Ярослав Пеликан рассказывает об одном раввине, которого спросил ученик: «Как получается, что вы, раввины, так часто преподносите свое учение в форме вопроса?» Раввин ответил: «Чем же тебя не устраивает вопрос?» Иисус также очень часто отвечал вопросом на вопрос, в стиле Сократа, ведя ищущего ответ к точке озарения. Его ответы затрагивали не только самую сердцевину проблемы, но и сердца слушателей. Я сомневаюсь, что после беседы с Иисусом я бы чувствовал себя самоуверенным или самодовольным.

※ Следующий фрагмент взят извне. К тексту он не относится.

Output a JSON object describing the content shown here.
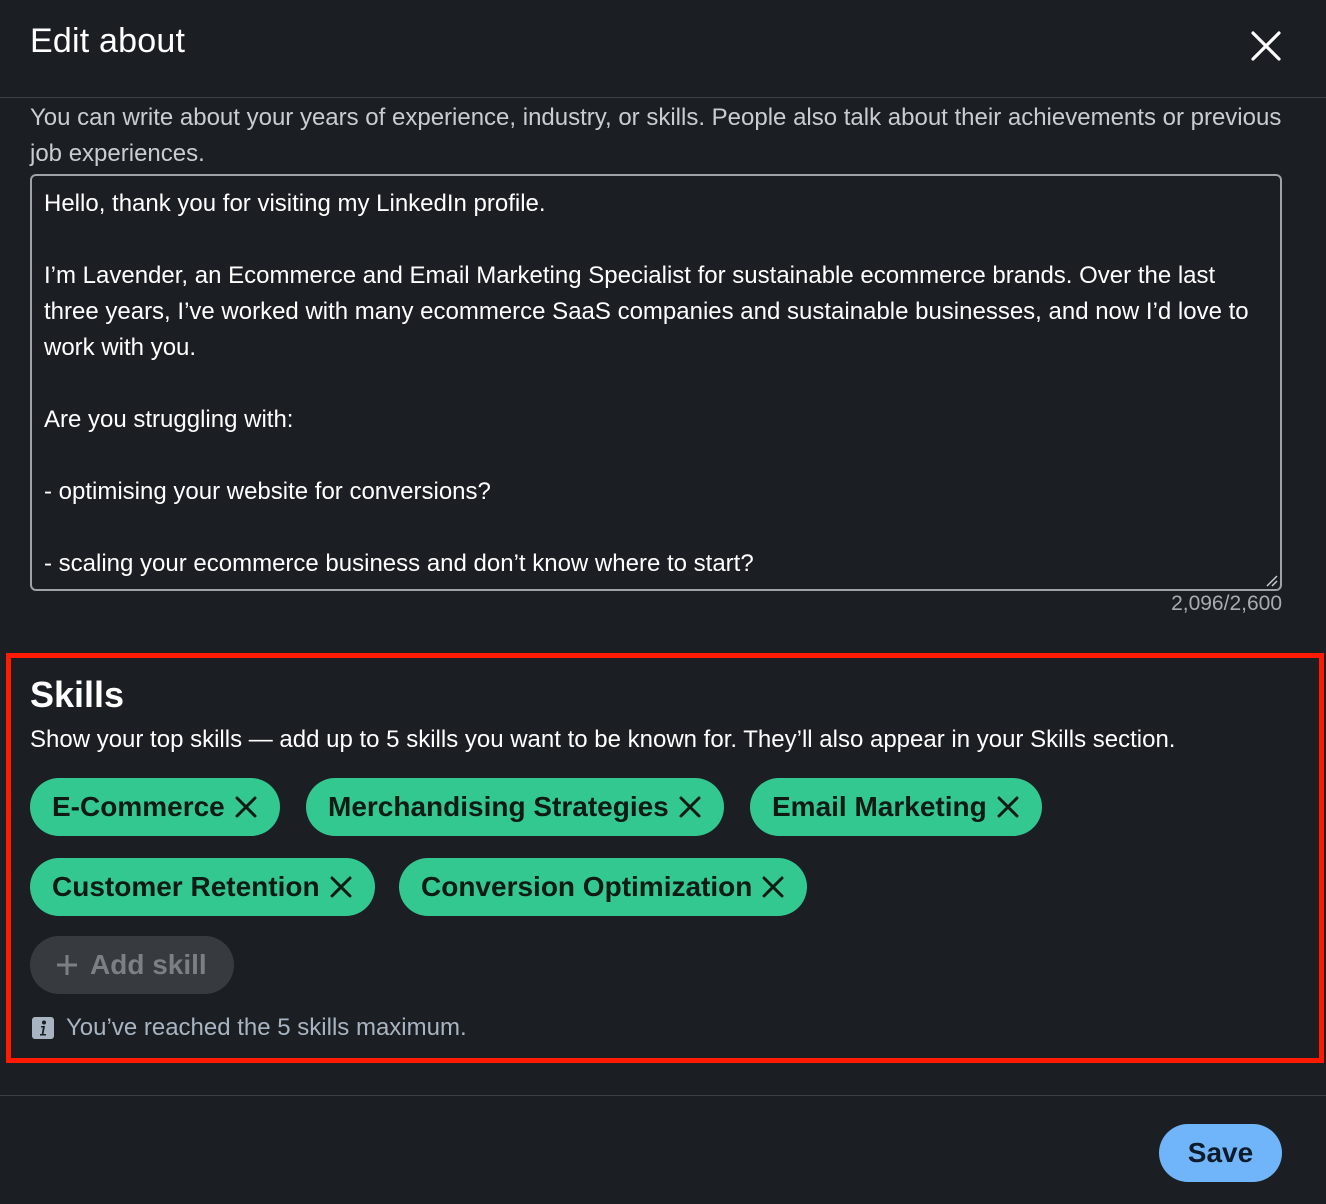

Я был бы изумлен притчами Иисуса, способом оформления мысли, который стал его фирменным знаком. Писатели всегда восхищались его мастерством доказывать истину в форме беседы с помощью подобных повседневных историй. Настойчивая женщина испытывает терпение судьи. Царь ввязывается в плохо спланированную войну. Группа детей ссорится на улице. Человека ограбили и оставили умирать разбойники. Одинокая женщина, потеряв монету, ведет себя так, как будто потеряла самое важное в жизни. В притчах Иисуса нет выдуманных героев и запутанных сюжетов; он просто описывает жизнь, которая течет вокруг него.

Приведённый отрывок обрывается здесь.